Neyse ki umutlu kalmak için bazı sebepler var. Birincisi uzun vadeli teknolojik ilerleme konusunda Gordon’la aynı fikirde değilim. Dijital devrimin ve yapay zekanın ekonomik faliyetlerin büyük bir kısmını yeniden yapılandıracağını, genel üretkenlik büyümesinin tekrar hızlanabileceğini ve dönüşlerin yükseleceğini, dolayısıyla daha fazla yatırım ve daha hızlı bir büyüme olacağını düşünüyorum. Büyüme kendi kendine servetin veya gelirin daha dengeli dağıtılmasını sağlamayacak veya yeterli istihdam yaratamayacak olabilir. Ama kapsayıcı büyüme odaklı politika reformları için politik ve mali alan yaratmaya yardımcı olabilir.

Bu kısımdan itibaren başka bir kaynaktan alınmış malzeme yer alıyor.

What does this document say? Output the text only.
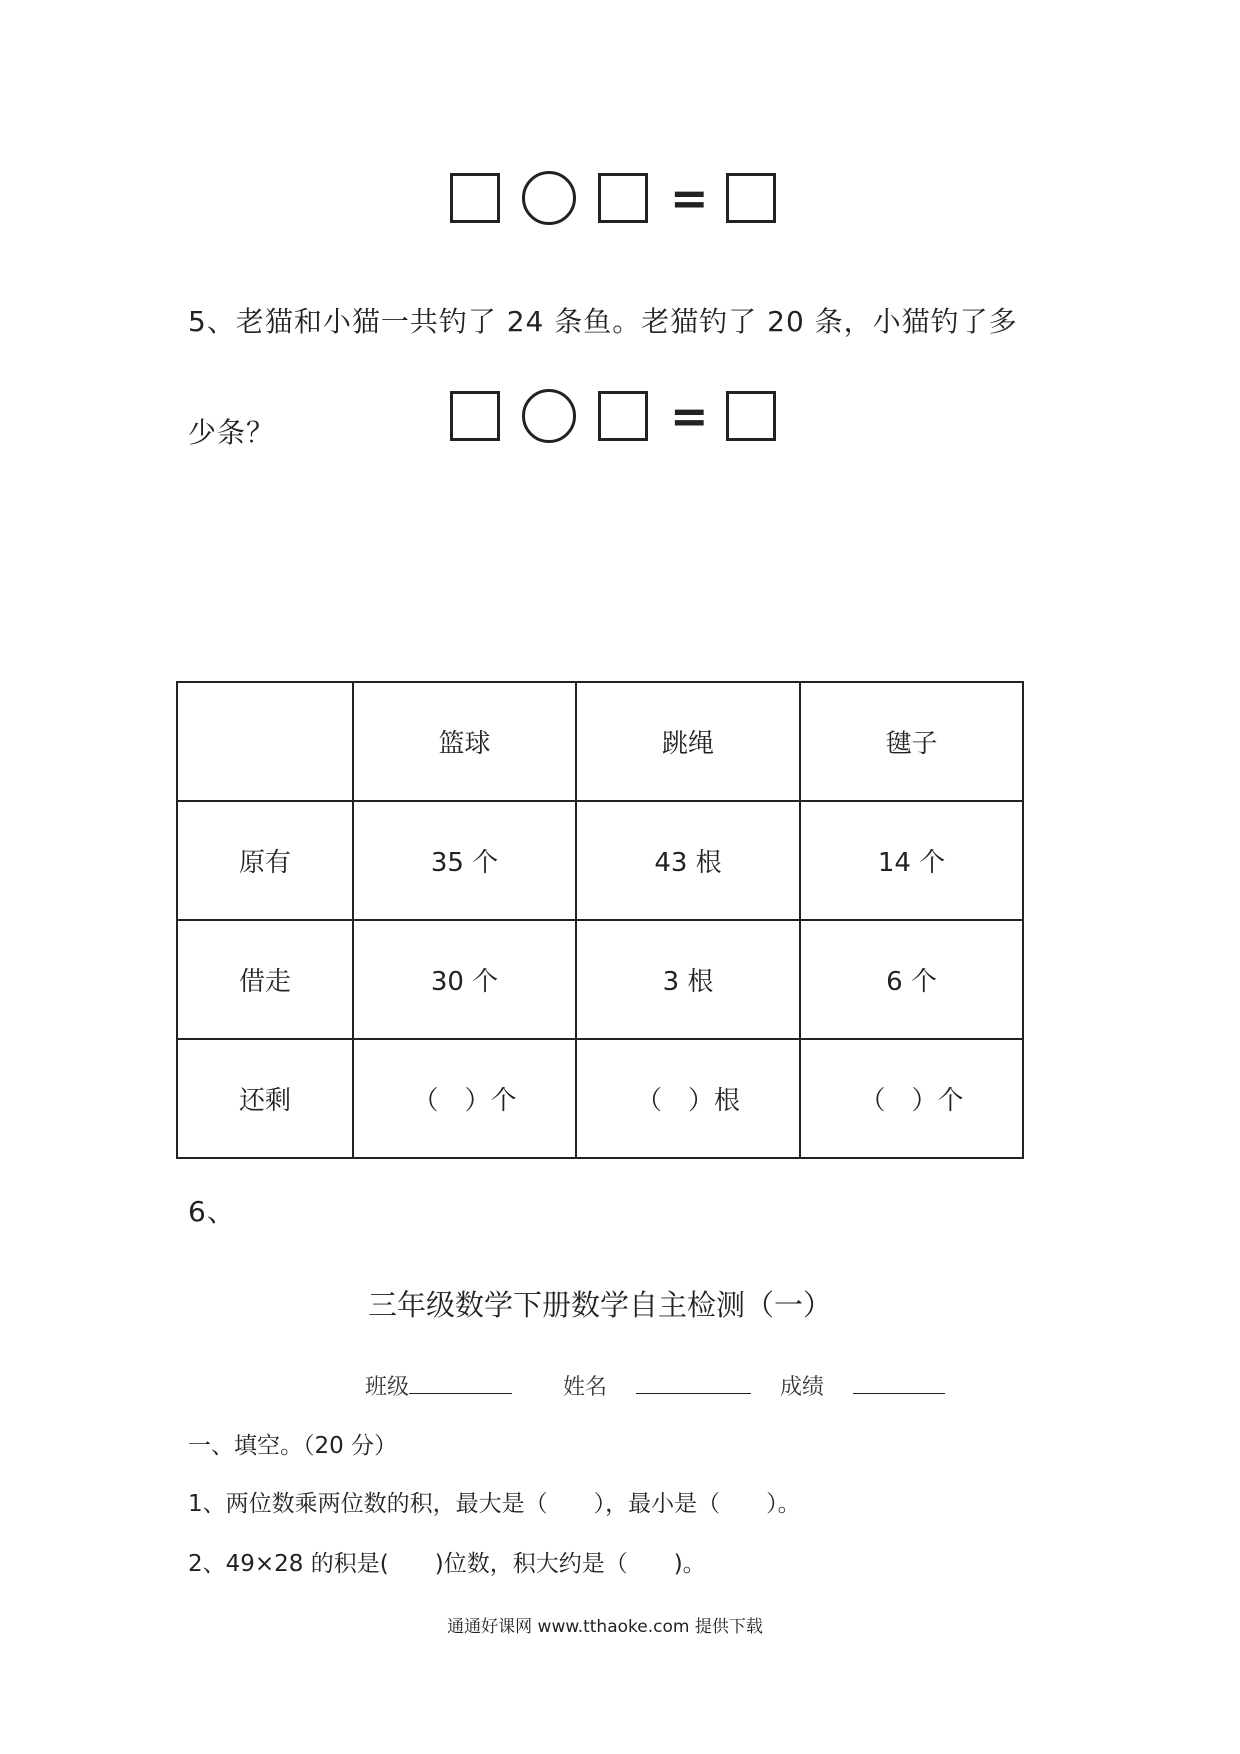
=
5、老猫和小猫一共钓了 24 条鱼。老猫钓了 20 条，小猫钓了多
少条？	=
	篮球	跳绳	毽子
原有	35 个	43 根	14 个
借走	30 个	3 根	6 个
还剩	（　）个	（　）根	（　）个
6、
三年级数学下册数学自主检测（一）
班级	姓名	成绩
一、填空。（20 分）
1、两位数乘两位数的积，最大是（　　），最小是（　　）。
2、49×28 的积是(　　)位数，积大约是（　　)。
通通好课网 www.tthaoke.com 提供下载
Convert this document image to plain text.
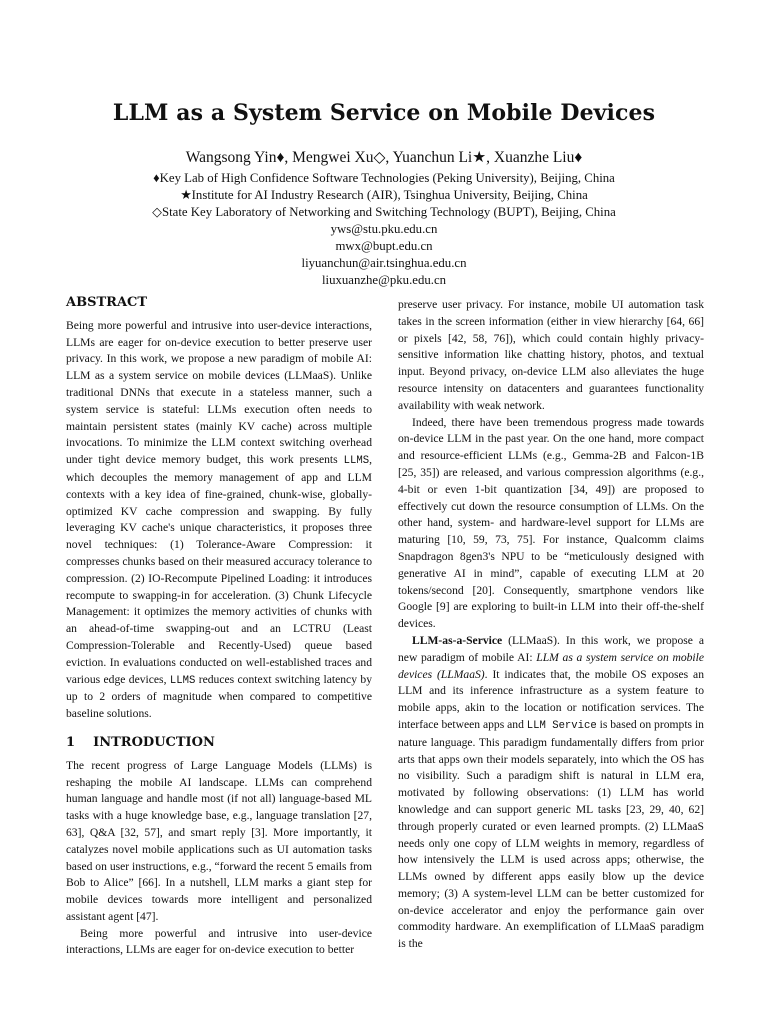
LLM as a System Service on Mobile Devices
Wangsong Yin♦, Mengwei Xu◇, Yuanchun Li★, Xuanzhe Liu♦
♦Key Lab of High Confidence Software Technologies (Peking University), Beijing, China
★Institute for AI Industry Research (AIR), Tsinghua University, Beijing, China
◇State Key Laboratory of Networking and Switching Technology (BUPT), Beijing, China
yws@stu.pku.edu.cn
mwx@bupt.edu.cn
liyuanchun@air.tsinghua.edu.cn
liuxuanzhe@pku.edu.cn
ABSTRACT

Being more powerful and intrusive into user-device interactions, LLMs are eager for on-device execution to better preserve user privacy. In this work, we propose a new paradigm of mobile AI: LLM as a system service on mobile devices (LLMaaS). Unlike traditional DNNs that execute in a stateless manner, such a system service is stateful: LLMs execution often needs to maintain persistent states (mainly KV cache) across multiple invocations. To minimize the LLM context switching overhead under tight device memory budget, this work presents LLMS, which decouples the memory management of app and LLM contexts with a key idea of fine-grained, chunk-wise, globally-optimized KV cache compression and swapping. By fully leveraging KV cache's unique characteristics, it proposes three novel techniques: (1) Tolerance-Aware Compression: it compresses chunks based on their measured accuracy tolerance to compression. (2) IO-Recompute Pipelined Loading: it introduces recompute to swapping-in for acceleration. (3) Chunk Lifecycle Management: it optimizes the memory activities of chunks with an ahead-of-time swapping-out and an LCTRU (Least Compression-Tolerable and Recently-Used) queue based eviction. In evaluations conducted on well-established traces and various edge devices, LLMS reduces context switching latency by up to 2 orders of magnitude when compared to competitive baseline solutions.

1    INTRODUCTION

The recent progress of Large Language Models (LLMs) is reshaping the mobile AI landscape. LLMs can comprehend human language and handle most (if not all) language-based ML tasks with a huge knowledge base, e.g., language translation [27, 63], Q&A [32, 57], and smart reply [3]. More importantly, it catalyzes novel mobile applications such as UI automation tasks based on user instructions, e.g., “forward the recent 5 emails from Bob to Alice” [66]. In a nutshell, LLM marks a giant step for mobile devices towards more intelligent and personalized assistant agent [47].

Being more powerful and intrusive into user-device interactions, LLMs are eager for on-device execution to better

preserve user privacy. For instance, mobile UI automation task takes in the screen information (either in view hierarchy [64, 66] or pixels [42, 58, 76]), which could contain highly privacy-sensitive information like chatting history, photos, and textual input. Beyond privacy, on-device LLM also alleviates the huge resource intensity on datacenters and guarantees functionality availability with weak network.

Indeed, there have been tremendous progress made towards on-device LLM in the past year. On the one hand, more compact and resource-efficient LLMs (e.g., Gemma-2B and Falcon-1B [25, 35]) are released, and various compression algorithms (e.g., 4-bit or even 1-bit quantization [34, 49]) are proposed to effectively cut down the resource consumption of LLMs. On the other hand, system- and hardware-level support for LLMs are maturing [10, 59, 73, 75]. For instance, Qualcomm claims Snapdragon 8gen3's NPU to be “meticulously designed with generative AI in mind”, capable of executing LLM at 20 tokens/second [20]. Consequently, smartphone vendors like Google [9] are exploring to built-in LLM into their off-the-shelf devices.

LLM-as-a-Service (LLMaaS). In this work, we propose a new paradigm of mobile AI: LLM as a system service on mobile devices (LLMaaS). It indicates that, the mobile OS exposes an LLM and its inference infrastructure as a system feature to mobile apps, akin to the location or notification services. The interface between apps and LLM Service is based on prompts in nature language. This paradigm fundamentally differs from prior arts that apps own their models separately, into which the OS has no visibility. Such a paradigm shift is natural in LLM era, motivated by following observations: (1) LLM has world knowledge and can support generic ML tasks [23, 29, 40, 62] through properly curated or even learned prompts. (2) LLMaaS needs only one copy of LLM weights in memory, regardless of how intensively the LLM is used across apps; otherwise, the LLMs owned by different apps easily blow up the device memory; (3) A system-level LLM can be better customized for on-device accelerator and enjoy the performance gain over commodity hardware. An exemplification of LLMaaS paradigm is the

İkincisi, gelişen ve gelişmekte olan ekonomiler hala yüksek dönüşlü yatırım fırsatları sunuyor ve küresel tasarruf fazlasıyla bu yatırımlar hayli hayli finanse edilebilir. Teknolojik sınıra gelmemize daha çok var. Hizmetler de dahil büyümeyi artırmak için hala bir sürü fırsat var. Bu gibi yatırımlar küresel tasarruf açığını kapatmaya ve gelişmiş ekonomiler için pozitif dönüş sağlamaya yardımcı olabilir. Öte yandan bu fırsatlardan faydalanmak için düzenleme ve politika belirsizlikleri azaltılmalı, kalkınma finansmanında özel-kamu ortaklığı kapsayıcı fayda sağlayacak bir çerçevede artırılmalıdır.
Refah seviyesinde hızlı artışlarım devam etmesi mümkün. Fakat eninde sonunda yapay zekanın ortalama gelirde yaygın bir artış sağlayıp sağlamayacağı veya kutuplaşma ve eşitsizliği artıracağı belirleyecek olan politik tercihler olacaktır. Siyasi irade ve güçlü mesajlarla sosyal ve ekonomik reformlar artırılmalı, yanı sıra kapsayıcı büyüme fırsatlarınndan faydalanmak için ihtiyaç duyulan uluslararası bir işbirliği gerçekleşmeli.